We considered several different techniques for how to visualize the flow and distribution of bikes around Boston. One of our first ideas was to create an animation where bikes were represented by small moving dots and you could actually watch the trajectories of one or many bikes as they moved throughout the day. While prototyping, we quickly realized that this was not a perceptually effective way to demonstrate the data, because with even a day's worth of bike trips, the visualization quickly became too chaotic to easily intuit what was going on and too transient to explore hypotheses about the data. We then considered something similar to FaceBook's "Visualizing Friendships" visualization, which used translucent links between nodes to suggest the topology of a graph. However, when applied to the smaller Blue Bikes system, we found that this approach had a lot of the same problems as the previous approach--it looked chaotic and it was hard to pick out individual data points.
We realized that explicitly visualizing the connections between stations would be difficult because of the density of information and also because of the challenges of representing a two-way flow, but we still wanted people to explore the flows of bikes around the city. Ultimately, we decided to encode information about bike flow at the nodes and to create interaction methods that allowed for exploring flow of bikes in a more controlled way.
In our visualization, size of the nodes encodes net flow of bikes into or out of the station during the time range specified. The color of the node indicates if bikes net left or entered the station. Thus, areas of more color indicate higher net flows of bikes, and the specific color can be used to to tell the direction of that flow.
In terms of interactions, one of the main goals of this visualization was to allow people to observe how people's bike commuting patterns change at different times, whether that be at different hours, seasons, or years. As such, we provide fairly fine-grained controls to explore these trends. People can select certain times of day (to explore the effects of rush hour on bike traffice, for instance), certain days of the week (perhaps to compare weekends to weekdays), certain times of year (to see how ridership changes in winter versus summer), or even spans of multiple years (perhaps to see if ridership has changed over time).

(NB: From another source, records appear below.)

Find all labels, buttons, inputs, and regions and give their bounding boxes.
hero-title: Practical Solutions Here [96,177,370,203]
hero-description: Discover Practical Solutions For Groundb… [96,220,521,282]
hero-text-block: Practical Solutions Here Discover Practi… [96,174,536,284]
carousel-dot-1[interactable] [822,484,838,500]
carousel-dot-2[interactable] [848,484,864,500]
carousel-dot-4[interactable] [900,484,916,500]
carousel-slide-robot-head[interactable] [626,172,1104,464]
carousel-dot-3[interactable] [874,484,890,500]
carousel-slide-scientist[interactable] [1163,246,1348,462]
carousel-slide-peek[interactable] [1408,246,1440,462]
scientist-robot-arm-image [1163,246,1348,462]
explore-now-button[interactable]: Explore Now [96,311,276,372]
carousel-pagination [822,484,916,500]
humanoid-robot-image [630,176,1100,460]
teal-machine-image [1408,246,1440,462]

Another goal we hoped to solve with interactions was letting people explore connections that existed between different parts of the city that we chose not to explicitly visualize. We implemented this by letting the user drag to select a subset of the stations in the city. They can then filter by rides that enter that region, exit it, or both. In this way, it is possible to answer questions like: where are people commuting to MIT during morning rush hour coming from? It is even possible to drill down on a single station in this way to see where bikes from that station have ended up.
We provide the station names using tooltips that appear on hover according to a Voronoi diagram, so that we don't clutter our map with all the station names, but it is still relatively easy to hover over a station and see its name.

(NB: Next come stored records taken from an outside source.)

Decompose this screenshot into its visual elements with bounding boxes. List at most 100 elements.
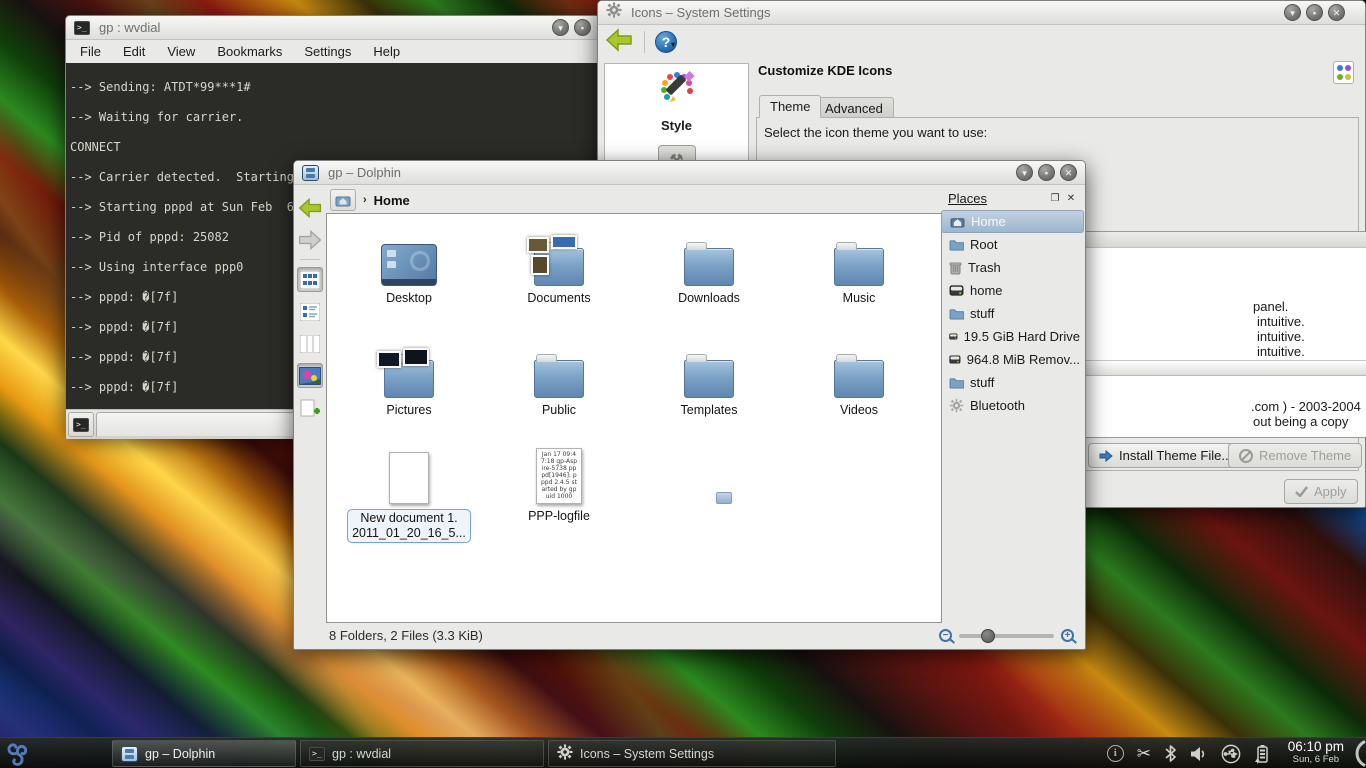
maximize-button[interactable]: ▪ <box>1306 4 1323 21</box>
install-theme-button[interactable]: Install Theme File... <box>1088 443 1243 468</box>
menu-view[interactable]: View <box>167 44 195 59</box>
taskbar-panel: gp – Dolphin >_ gp : wvdial Icons – Syst… <box>0 737 1366 768</box>
menu-edit[interactable]: Edit <box>123 44 145 59</box>
folder-view[interactable]: Desktop Documents Downloads Music Pictur… <box>326 213 942 623</box>
file-item-documents[interactable]: Documents <box>484 222 634 305</box>
split-icon <box>300 398 320 418</box>
konsole-icon: >_ <box>73 418 89 432</box>
icons-view-button[interactable] <box>297 267 323 292</box>
place-bluetooth[interactable]: Bluetooth <box>941 394 1084 417</box>
removable-drive-icon <box>949 353 961 366</box>
file-item-ppp-logfile[interactable]: Jan 17 09:47:18 gp-Asp ire-5738 pppd[194… <box>484 432 634 523</box>
place-stuff-1[interactable]: stuff <box>941 302 1084 325</box>
dolphin-icon <box>302 165 319 181</box>
close-panel-icon[interactable]: ✕ <box>1064 193 1078 204</box>
folder-icon <box>949 239 964 251</box>
maximize-button[interactable]: ▪ <box>1038 164 1055 181</box>
blank-document-icon <box>389 452 429 504</box>
tab-theme[interactable]: Theme <box>759 95 821 118</box>
home-icon <box>335 193 351 207</box>
hard-drive-icon <box>949 330 958 343</box>
back-button[interactable] <box>297 195 323 220</box>
folder-icon <box>834 248 884 286</box>
split-view-button[interactable] <box>297 395 323 420</box>
help-button[interactable]: ? ▾ <box>655 31 675 53</box>
details-view-icon <box>300 303 320 321</box>
folder-icon <box>534 360 584 398</box>
system-settings-titlebar[interactable]: Icons – System Settings ▾ ▪ ✕ <box>598 1 1365 25</box>
forward-icon <box>297 228 323 252</box>
close-button[interactable]: ✕ <box>1060 164 1077 181</box>
place-root[interactable]: Root <box>941 233 1084 256</box>
menu-settings[interactable]: Settings <box>304 44 351 59</box>
zoom-slider-knob[interactable] <box>981 629 995 643</box>
bluetooth-icon[interactable] <box>1164 744 1177 763</box>
file-item-pictures[interactable]: Pictures <box>334 334 484 417</box>
preview-button[interactable] <box>297 363 323 388</box>
minimize-button[interactable]: ▾ <box>1016 164 1033 181</box>
clock[interactable]: 06:10 pm Sun, 6 Feb <box>1288 738 1344 768</box>
file-item-public[interactable]: Public <box>484 334 634 417</box>
notifications-icon[interactable]: i <box>1107 745 1124 762</box>
place-home[interactable]: Home <box>941 210 1084 233</box>
remove-theme-button[interactable]: Remove Theme <box>1228 443 1362 468</box>
minimize-button[interactable]: ▾ <box>552 19 569 36</box>
breadcrumb-home[interactable]: Home <box>374 193 410 208</box>
battery-icon[interactable] <box>1254 744 1270 764</box>
maximize-button[interactable]: ▪ <box>574 19 591 36</box>
file-item-downloads[interactable]: Downloads <box>634 222 784 305</box>
menu-help[interactable]: Help <box>373 44 400 59</box>
task-wvdial[interactable]: >_ gp : wvdial <box>300 740 544 767</box>
zoom-out-icon[interactable]: − <box>939 629 952 642</box>
usb-device-icon[interactable] <box>1221 744 1241 764</box>
zoom-in-icon[interactable]: + <box>1061 629 1074 642</box>
new-tab-button[interactable]: >_ <box>68 412 94 437</box>
apply-button[interactable]: Apply <box>1284 479 1358 504</box>
klipper-icon[interactable]: ✂ <box>1137 744 1151 764</box>
menu-bookmarks[interactable]: Bookmarks <box>217 44 282 59</box>
file-item-music[interactable]: Music <box>784 222 934 305</box>
menu-file[interactable]: File <box>80 44 101 59</box>
launcher-icon[interactable] <box>3 739 32 768</box>
tab-advanced[interactable]: Advanced <box>814 97 894 118</box>
place-trash[interactable]: Trash <box>941 256 1084 279</box>
status-text: 8 Folders, 2 Files (3.3 KiB) <box>329 628 483 643</box>
file-item-videos[interactable]: Videos <box>784 334 934 417</box>
volume-icon[interactable] <box>1190 746 1208 762</box>
folder-icon <box>834 360 884 398</box>
task-dolphin[interactable]: gp – Dolphin <box>112 740 296 767</box>
place-home-drive[interactable]: home <box>941 279 1084 302</box>
style-icon <box>656 70 698 110</box>
file-item-templates[interactable]: Templates <box>634 334 784 417</box>
task-system-settings[interactable]: Icons – System Settings <box>548 740 836 767</box>
toolbar-separator <box>300 259 320 260</box>
file-item-new-document[interactable]: New document 1.2011_01_20_16_5... <box>334 432 484 543</box>
file-item-desktop[interactable]: Desktop <box>334 222 484 305</box>
minimize-button[interactable]: ▾ <box>1284 4 1301 21</box>
dolphin-titlebar[interactable]: gp – Dolphin ▾ ▪ ✕ <box>294 161 1085 185</box>
clock-time: 06:10 pm <box>1288 739 1344 755</box>
clock-date: Sun, 6 Feb <box>1288 755 1344 765</box>
zoom-slider[interactable] <box>959 634 1054 638</box>
sidebar-item-label: Style <box>605 118 748 133</box>
place-removable-media[interactable]: 964.8 MiB Remov... <box>941 348 1084 371</box>
back-icon <box>297 196 323 220</box>
forward-button[interactable] <box>297 227 323 252</box>
details-view-button[interactable] <box>297 299 323 324</box>
sidebar-item-style[interactable]: Style <box>605 64 748 133</box>
close-button[interactable]: ✕ <box>1328 4 1345 21</box>
terminal-titlebar[interactable]: >_ gp : wvdial ▾ ▪ <box>66 16 599 40</box>
place-stuff-2[interactable]: stuff <box>941 371 1084 394</box>
breadcrumb-home-button[interactable] <box>330 189 356 211</box>
panel-cashew-icon[interactable] <box>1344 740 1366 768</box>
home-icon <box>950 215 965 228</box>
folder-icon <box>684 248 734 286</box>
float-panel-icon[interactable]: ❐ <box>1048 193 1062 204</box>
overview-icon[interactable] <box>1333 61 1354 84</box>
toolbar-separator <box>644 31 645 53</box>
breadcrumb-separator: › <box>363 194 367 206</box>
desktop-folder-icon <box>381 244 437 286</box>
place-hard-drive[interactable]: 19.5 GiB Hard Drive <box>941 325 1084 348</box>
columns-view-button[interactable] <box>297 331 323 356</box>
back-button[interactable] <box>604 27 634 58</box>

One design trade-off that we had to make given the interactive nature of the design was deciding if the size of the dots representing the stations should be scaled based on the current data selection or not. The downside was that this could obscure changes in overall ridership at different times of the day or year, but the upside is that keeping dots in a comfortable size range would make it easier to visualize relative flows throughout the city at any given point. We decided to do the normalization because we though that the fine-grained location data was richer and more interesting than the single number of overall ridership. Furthermore, we provide to the user an interactive legend that specifies number of bikes represented by a certain size circle at any given time, so that the user still has a way of seeing how much overall ridership fluctuates.